Pour faire suite à une question sous mon billet du 5 juillet 2022, concernant la position de Wells par rapport à l'eugénisme, je "pioche" deux citations.
p.26: dans un texte publié en 1903, "Wells [y] critique ironiquement les conceptions de sir Francis Galton sur sur la transmission prétendument héréditaire de qualités aux dimensions aussi incertaines que la beauté, la vigueur physique, la santé mentale, l'intelligence et même le génie!".
p.94-95: "Si Wells appelle de ses voeux une forme d'eugénisme modéré, il se distingue radicalement de Francis Galton (1822-1911), cousin de Darwin et grand initiateur du mouvement eugéniste, et dont Jean-Paul Thomas, dans Les fondements de l'eugénisme (1995) synthétise si clairement la pensée fondamentale en écrivant que, pour Galton: "Les membres de différentes classes sociales ne sont pas biologiquement assimilables, ils appartiennent à des "races", à des lignées différentes, et il faut lutter contre les effets néfastes des promotions et des déclassements sociaux, c'est-à-dire du brassage des sangs". C'est très exactement le contraire des idées de Wells pour lequel, dans son utopie [Une utopie moderne, 1905], les classes sociales sont tout sauf héréditaires. Wells s'oppose absolument au concept de "classes biologiques" défendu par certains sociaux-darwiniens."

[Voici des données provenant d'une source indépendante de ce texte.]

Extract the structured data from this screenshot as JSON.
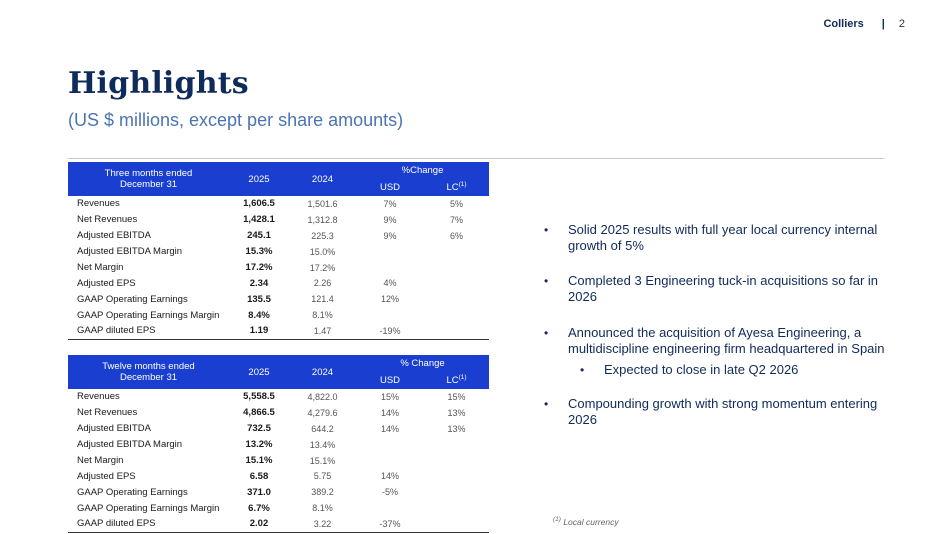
{
  "header": {
    "brand": "Colliers",
    "separator": "|",
    "page_number": "2"
  },
  "title": "Highlights",
  "subtitle": "(US $ millions, except per share amounts)",
  "quarter_table": {
    "label_line1": "Three months ended",
    "label_line2": "December 31",
    "col_2025": "2025",
    "col_2024": "2024",
    "pct_change": "%Change",
    "usd": "USD",
    "lc": "LC",
    "lc_sup": "(1)",
    "rows": [
      {
        "metric": "Revenues",
        "y2025": "1,606.5",
        "y2024": "1,501.6",
        "usd": "7%",
        "lc": "5%"
      },
      {
        "metric": "Net Revenues",
        "y2025": "1,428.1",
        "y2024": "1,312.8",
        "usd": "9%",
        "lc": "7%"
      },
      {
        "metric": "Adjusted EBITDA",
        "y2025": "245.1",
        "y2024": "225.3",
        "usd": "9%",
        "lc": "6%"
      },
      {
        "metric": "Adjusted EBITDA Margin",
        "y2025": "15.3%",
        "y2024": "15.0%",
        "usd": "",
        "lc": ""
      },
      {
        "metric": "Net Margin",
        "y2025": "17.2%",
        "y2024": "17.2%",
        "usd": "",
        "lc": ""
      },
      {
        "metric": "Adjusted EPS",
        "y2025": "2.34",
        "y2024": "2.26",
        "usd": "4%",
        "lc": ""
      },
      {
        "metric": "GAAP Operating Earnings",
        "y2025": "135.5",
        "y2024": "121.4",
        "usd": "12%",
        "lc": ""
      },
      {
        "metric": "GAAP Operating Earnings Margin",
        "y2025": "8.4%",
        "y2024": "8.1%",
        "usd": "",
        "lc": ""
      },
      {
        "metric": "GAAP diluted EPS",
        "y2025": "1.19",
        "y2024": "1.47",
        "usd": "-19%",
        "lc": ""
      }
    ]
  },
  "year_table": {
    "label_line1": "Twelve months ended",
    "label_line2": "December 31",
    "col_2025": "2025",
    "col_2024": "2024",
    "pct_change": "% Change",
    "usd": "USD",
    "lc": "LC",
    "lc_sup": "(1)",
    "rows": [
      {
        "metric": "Revenues",
        "y2025": "5,558.5",
        "y2024": "4,822.0",
        "usd": "15%",
        "lc": "15%"
      },
      {
        "metric": "Net Revenues",
        "y2025": "4,866.5",
        "y2024": "4,279.6",
        "usd": "14%",
        "lc": "13%"
      },
      {
        "metric": "Adjusted EBITDA",
        "y2025": "732.5",
        "y2024": "644.2",
        "usd": "14%",
        "lc": "13%"
      },
      {
        "metric": "Adjusted EBITDA Margin",
        "y2025": "13.2%",
        "y2024": "13.4%",
        "usd": "",
        "lc": ""
      },
      {
        "metric": "Net Margin",
        "y2025": "15.1%",
        "y2024": "15.1%",
        "usd": "",
        "lc": ""
      },
      {
        "metric": "Adjusted EPS",
        "y2025": "6.58",
        "y2024": "5.75",
        "usd": "14%",
        "lc": ""
      },
      {
        "metric": "GAAP Operating Earnings",
        "y2025": "371.0",
        "y2024": "389.2",
        "usd": "-5%",
        "lc": ""
      },
      {
        "metric": "GAAP Operating Earnings Margin",
        "y2025": "6.7%",
        "y2024": "8.1%",
        "usd": "",
        "lc": ""
      },
      {
        "metric": "GAAP diluted EPS",
        "y2025": "2.02",
        "y2024": "3.22",
        "usd": "-37%",
        "lc": ""
      }
    ]
  },
  "bullets": {
    "b1": "Solid 2025 results with full year local currency internal growth of 5%",
    "b2": "Completed 3 Engineering tuck-in acquisitions so far in 2026",
    "b3": "Announced the acquisition of Ayesa Engineering, a multidiscipline engineering firm headquartered in Spain",
    "b3_sub": "Expected to close in late Q2 2026",
    "b4": "Compounding growth with strong momentum entering 2026",
    "bullet_glyph": "•"
  },
  "footnote": {
    "sup": "(1)",
    "text": " Local currency"
  }
}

En France, Wells a (forcément) souvent été comparé à Jules Verne, mais sa notoriété a surtout reposé sur les quelques incontournables "classiques" qu'il avait publié dès la fin du XIXe siècle, les oeuvres "de la maturité" y ont ensuite été publiées avec parfois un retard considérable sur leur publication anglaise.
Pour conclure, je vais encore relever une citation de M. Altairac (p.114): "La force d'évocation de Wells est telle que le plus obtus des lecteurs fera toujours son miel des meilleurs scientific romances, même s'il passe à côté du message de l'écrivain".
C'est grâce à Sibylline que j'ai découvert l'existence de cette biographie. J'ai pu trouver ensuite d'autres liens sur la blogosphère. Nebal en avait parlé. Et j'ai fini par découvrir sur le blog de l'oncle Paul que Joseph Altairac était décédé le 9 novembre 2020. Enfin, je me permets de mettre un lien vers le blog de Christian Grenier, qui a consacré une conférence à H. G. Wells en 2016 (j'avais chroniqué un des livres de cet "auteur jeunesse" il y a quelques mois).